The punishment was announced in a press conference on Tuesday afternoon. Escobar made headlines on Monday when a Toronto-area photographer pointed out that Escobar had played Saturday's game with "tu ere maricon" (sic) written on his eye black strips. The message can translate to "you are a faggot," though one Spanish professor told the Toronto Star the term can be interpreted a few negative ways though not all of them come with a homophobic slant.
Presented with that way out, Escobar told reporters that the message was "just a joke" and that "maricon" is a meaningless word that's often used among Latin players. You can indeed hear the word in many major-league clubhouses without waiting long, though to write it off as a word without meaning isn't accurate. At best, it's an insult that has become so common that its derogatory nature isn't readily apparent to those who use it. ("Gay" and "retarded" are similar examples that you sometimes hear from players who predominantly speak English.)

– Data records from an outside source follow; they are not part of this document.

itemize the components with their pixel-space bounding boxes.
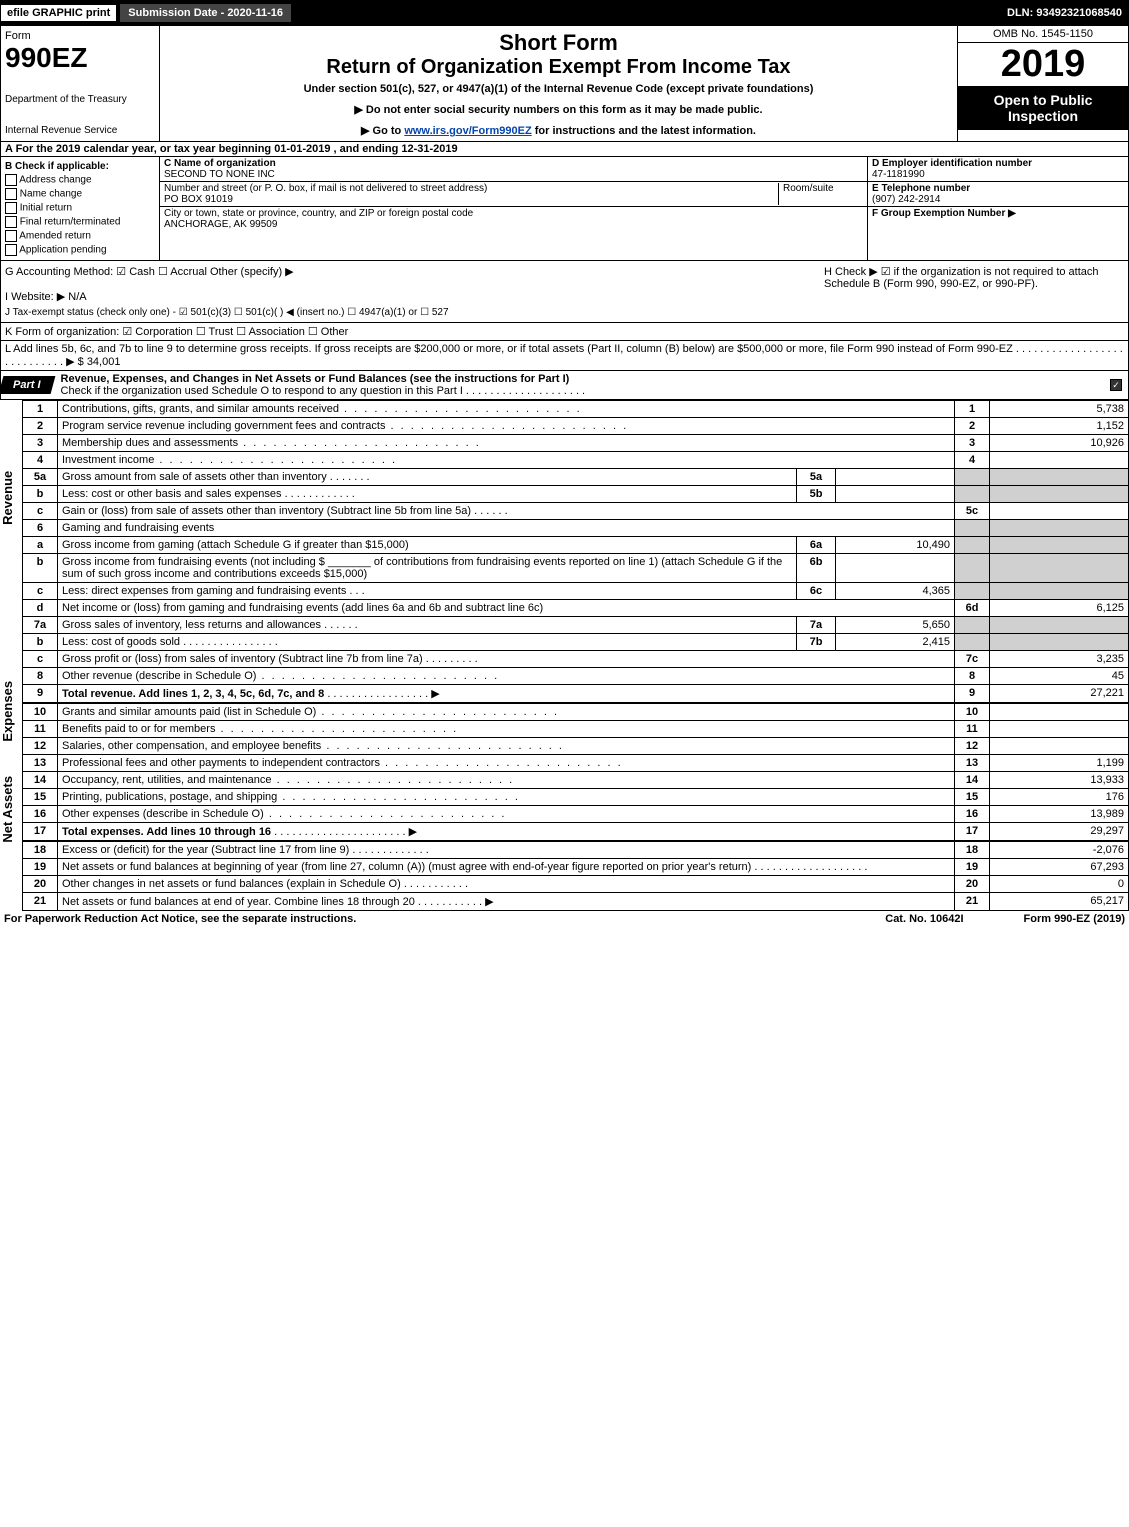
- b-title: B Check if applicable:: [5, 161, 155, 172]
- line-6b: b Gross income from fundraising events (…: [23, 554, 1129, 583]
- footer-left: For Paperwork Reduction Act Notice, see …: [4, 913, 885, 925]
- line-7a: 7a Gross sales of inventory, less return…: [23, 617, 1129, 634]
- footer-cat: Cat. No. 10642I: [885, 913, 963, 925]
- main-title: Return of Organization Exempt From Incom…: [164, 56, 953, 79]
- h-check: H Check ▶ ☑ if the organization is not r…: [824, 265, 1124, 318]
- line-19: 19 Net assets or fund balances at beginn…: [23, 859, 1129, 876]
- efile-button[interactable]: efile GRAPHIC print: [1, 5, 116, 21]
- group-exemption-label: F Group Exemption Number ▶: [872, 208, 1016, 219]
- col-b-checkboxes: B Check if applicable: Address change Na…: [1, 157, 160, 260]
- tax-exempt-status: J Tax-exempt status (check only one) - ☑…: [5, 307, 824, 318]
- accounting-method: G Accounting Method: ☑ Cash ☐ Accrual Ot…: [5, 265, 824, 278]
- line-20: 20 Other changes in net assets or fund b…: [23, 876, 1129, 893]
- line-11: 11 Benefits paid to or for members 11: [23, 721, 1129, 738]
- line-1: 1 Contributions, gifts, grants, and simi…: [23, 401, 1129, 418]
- net-assets-table: 18 Excess or (deficit) for the year (Sub…: [22, 841, 1129, 911]
- org-city: ANCHORAGE, AK 99509: [164, 219, 277, 230]
- c-label: C Name of organization: [164, 158, 276, 169]
- room-suite-label: Room/suite: [778, 183, 863, 205]
- col-d-ids: D Employer identification number 47-1181…: [867, 157, 1128, 260]
- line-6d: d Net income or (loss) from gaming and f…: [23, 600, 1129, 617]
- part-1-header: Part I Revenue, Expenses, and Changes in…: [0, 371, 1129, 400]
- line-15: 15 Printing, publications, postage, and …: [23, 789, 1129, 806]
- line-10: 10 Grants and similar amounts paid (list…: [23, 704, 1129, 721]
- org-address: PO BOX 91019: [164, 194, 233, 205]
- under-section: Under section 501(c), 527, or 4947(a)(1)…: [164, 83, 953, 95]
- chk-amended-return[interactable]: Amended return: [5, 230, 155, 242]
- line-9: 9 Total revenue. Add lines 1, 2, 3, 4, 5…: [23, 685, 1129, 703]
- line-18: 18 Excess or (deficit) for the year (Sub…: [23, 842, 1129, 859]
- no-ssn-note: ▶ Do not enter social security numbers o…: [164, 103, 953, 116]
- row-g-h: G Accounting Method: ☑ Cash ☐ Accrual Ot…: [0, 261, 1129, 323]
- row-a-tax-year: A For the 2019 calendar year, or tax yea…: [0, 142, 1129, 157]
- chk-name-change[interactable]: Name change: [5, 188, 155, 200]
- submission-date-button[interactable]: Submission Date - 2020-11-16: [120, 4, 291, 22]
- footer-form: Form 990-EZ (2019): [1024, 913, 1125, 925]
- line-4: 4 Investment income 4: [23, 452, 1129, 469]
- ein-value: 47-1181990: [872, 169, 925, 180]
- col-c-org: C Name of organization SECOND TO NONE IN…: [160, 157, 867, 260]
- irs-label: Internal Revenue Service: [5, 125, 155, 136]
- phone-label: E Telephone number: [872, 183, 970, 194]
- org-info-block: B Check if applicable: Address change Na…: [0, 157, 1129, 261]
- header-center: Short Form Return of Organization Exempt…: [160, 26, 957, 141]
- line-12: 12 Salaries, other compensation, and emp…: [23, 738, 1129, 755]
- form-number: 990EZ: [5, 42, 155, 74]
- tax-year: 2019: [958, 43, 1128, 86]
- part-1-checkbox[interactable]: ✓: [1110, 379, 1128, 391]
- line-5b: b Less: cost or other basis and sales ex…: [23, 486, 1129, 503]
- addr-label: Number and street (or P. O. box, if mail…: [164, 183, 487, 194]
- form-header: Form 990EZ Department of the Treasury In…: [0, 26, 1129, 142]
- row-k-form-org: K Form of organization: ☑ Corporation ☐ …: [0, 323, 1129, 341]
- part-1-tag: Part I: [0, 376, 55, 394]
- irs-link[interactable]: www.irs.gov/Form990EZ: [404, 125, 531, 137]
- chk-address-change[interactable]: Address change: [5, 174, 155, 186]
- form-label: Form: [5, 30, 155, 42]
- header-right: OMB No. 1545-1150 2019 Open to Public In…: [957, 26, 1128, 141]
- top-bar: efile GRAPHIC print Submission Date - 20…: [0, 0, 1129, 26]
- row-l-gross-receipts: L Add lines 5b, 6c, and 7b to line 9 to …: [0, 341, 1129, 371]
- part-1-check-line: Check if the organization used Schedule …: [61, 385, 586, 397]
- header-left: Form 990EZ Department of the Treasury In…: [1, 26, 160, 141]
- net-assets-side-label: Net Assets: [0, 776, 15, 843]
- expenses-table: 10 Grants and similar amounts paid (list…: [22, 703, 1129, 841]
- line-6c: c Less: direct expenses from gaming and …: [23, 583, 1129, 600]
- revenue-side-label: Revenue: [0, 470, 15, 524]
- chk-final-return[interactable]: Final return/terminated: [5, 216, 155, 228]
- page-footer: For Paperwork Reduction Act Notice, see …: [0, 911, 1129, 927]
- line-8: 8 Other revenue (describe in Schedule O)…: [23, 668, 1129, 685]
- dln-label: DLN: 93492321068540: [1007, 7, 1128, 19]
- line-17: 17 Total expenses. Add lines 10 through …: [23, 823, 1129, 841]
- goto-note: ▶ Go to www.irs.gov/Form990EZ for instru…: [164, 124, 953, 137]
- line-2: 2 Program service revenue including gove…: [23, 418, 1129, 435]
- ein-label: D Employer identification number: [872, 158, 1032, 169]
- revenue-table: 1 Contributions, gifts, grants, and simi…: [22, 400, 1129, 703]
- chk-initial-return[interactable]: Initial return: [5, 202, 155, 214]
- line-21: 21 Net assets or fund balances at end of…: [23, 893, 1129, 911]
- city-label: City or town, state or province, country…: [164, 208, 473, 219]
- line-16: 16 Other expenses (describe in Schedule …: [23, 806, 1129, 823]
- phone-value: (907) 242-2914: [872, 194, 940, 205]
- short-form-title: Short Form: [164, 30, 953, 56]
- goto-pre: ▶ Go to: [361, 125, 404, 137]
- line-6: 6 Gaming and fundraising events: [23, 520, 1129, 537]
- line-14: 14 Occupancy, rent, utilities, and maint…: [23, 772, 1129, 789]
- line-3: 3 Membership dues and assessments 3 10,9…: [23, 435, 1129, 452]
- line-5a: 5a Gross amount from sale of assets othe…: [23, 469, 1129, 486]
- website: I Website: ▶ N/A: [5, 290, 824, 303]
- open-to-public: Open to Public Inspection: [958, 86, 1128, 130]
- expenses-side-label: Expenses: [0, 681, 15, 742]
- part-1-title: Revenue, Expenses, and Changes in Net As…: [61, 373, 570, 385]
- line-6a: a Gross income from gaming (attach Sched…: [23, 537, 1129, 554]
- chk-application-pending[interactable]: Application pending: [5, 244, 155, 256]
- line-7b: b Less: cost of goods sold . . . . . . .…: [23, 634, 1129, 651]
- line-13: 13 Professional fees and other payments …: [23, 755, 1129, 772]
- line-5c: c Gain or (loss) from sale of assets oth…: [23, 503, 1129, 520]
- line-7c: c Gross profit or (loss) from sales of i…: [23, 651, 1129, 668]
- org-name: SECOND TO NONE INC: [164, 169, 275, 180]
- goto-post: for instructions and the latest informat…: [532, 125, 756, 137]
- omb-number: OMB No. 1545-1150: [958, 26, 1128, 43]
- dept-label: Department of the Treasury: [5, 94, 155, 105]
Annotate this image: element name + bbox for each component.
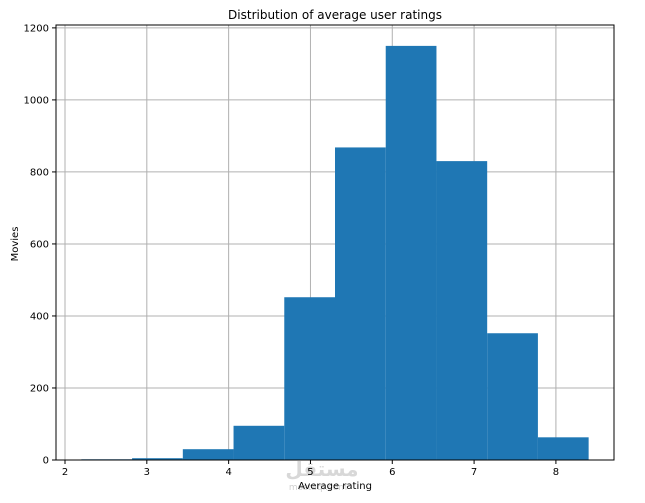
- watermark-subtext: mostaql.com: [289, 483, 347, 493]
- plot-frame: [55, 24, 615, 461]
- histogram-bar: [233, 425, 285, 460]
- histogram-bars: [81, 45, 589, 460]
- x-tick-label: 5: [307, 467, 313, 478]
- y-tick-label: 800: [30, 167, 49, 178]
- x-tick-label: 6: [389, 467, 395, 478]
- x-axis-ticks: 2 3 4 5 6 7 8: [62, 460, 559, 478]
- x-tick-label: 2: [62, 467, 68, 478]
- y-tick-label: 200: [30, 383, 49, 394]
- y-axis-label: Movies: [10, 227, 21, 262]
- x-tick-label: 4: [225, 467, 231, 478]
- y-tick-label: 1000: [24, 95, 49, 106]
- chart-title: Distribution of average user ratings: [228, 8, 442, 22]
- y-tick-label: 400: [30, 311, 49, 322]
- histogram-bar: [487, 333, 538, 460]
- histogram-bar: [182, 449, 234, 460]
- y-tick-label: 0: [43, 456, 49, 467]
- watermark: مستقل mostaql.com: [285, 457, 358, 493]
- x-tick-label: 3: [144, 467, 150, 478]
- x-tick-label: 8: [553, 467, 559, 478]
- histogram-bar: [436, 161, 488, 460]
- y-tick-label: 1200: [24, 23, 49, 34]
- histogram-bar: [537, 437, 589, 460]
- histogram-bar: [132, 458, 183, 460]
- watermark-text: مستقل: [285, 457, 358, 481]
- x-tick-label: 7: [471, 467, 477, 478]
- histogram-bar: [335, 147, 386, 460]
- histogram-bar: [284, 297, 335, 460]
- y-tick-label: 600: [30, 239, 49, 250]
- histogram-bar: [385, 45, 437, 460]
- y-axis-ticks: 0 200 400 600 800 1000 1200: [24, 23, 56, 467]
- x-axis-label: Average rating: [298, 481, 372, 492]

Escobar was backed during his apology by Toronto GM Alex Anthopolous and manager John Farrell at the press conference. Both men attributed the situation to a cultural difference and Escobar's lack of understanding that what he did would be construed as offensive. The native Cuban will undergo sensitivity training and his lost salary will be donated to You Can Play and the Gay and Lesbian Alliance Against Defamation.
"I agree with the suspension. I don't have any problem with that," said an 'embarrassed' Escobar. "I'm sorry for my actions the other day. I don't have anything against homosexuals. I have friends who are gay."
Escobar also probably doesn't understand that "I have friends who are gay" isn't a defense that really works anymore. But like Anthopolous said, education is key in making sure Latin players know that gay slurs — intentional or not — don't fly on the field in a Major League Baseball game.
Here's what Bud Selig had to say in a statement about the situation:
"I consistently say that Baseball is a social institution with important social responsibilities and that I expect those who represent Major League Baseball to act with the kind of respect and sensitivity that the game's diverse fan base deserves. Mr. Escobar has admitted that his actions were a mistake and I am hopeful he can use this unfortunate situation as an opportunity to educate himself and others that intolerance has no place in our game or society."
As a positive aside, it would seem that Selig and Major League Baseball have made some strides in their stance against homophobia since then-White Sox manager Ozzie Guillen was only fined and sent to sensitivity classes after he went on a vitriolic rant against Jay Mariotti in 2006, calling the controversial writer a "[bleeping] fag." Three games isn't a lot of time, but Escobar will be forced to think about what he's done while a strong message is sent to the league's other players: Homophobic messages aren't acceptable on or around the diamond.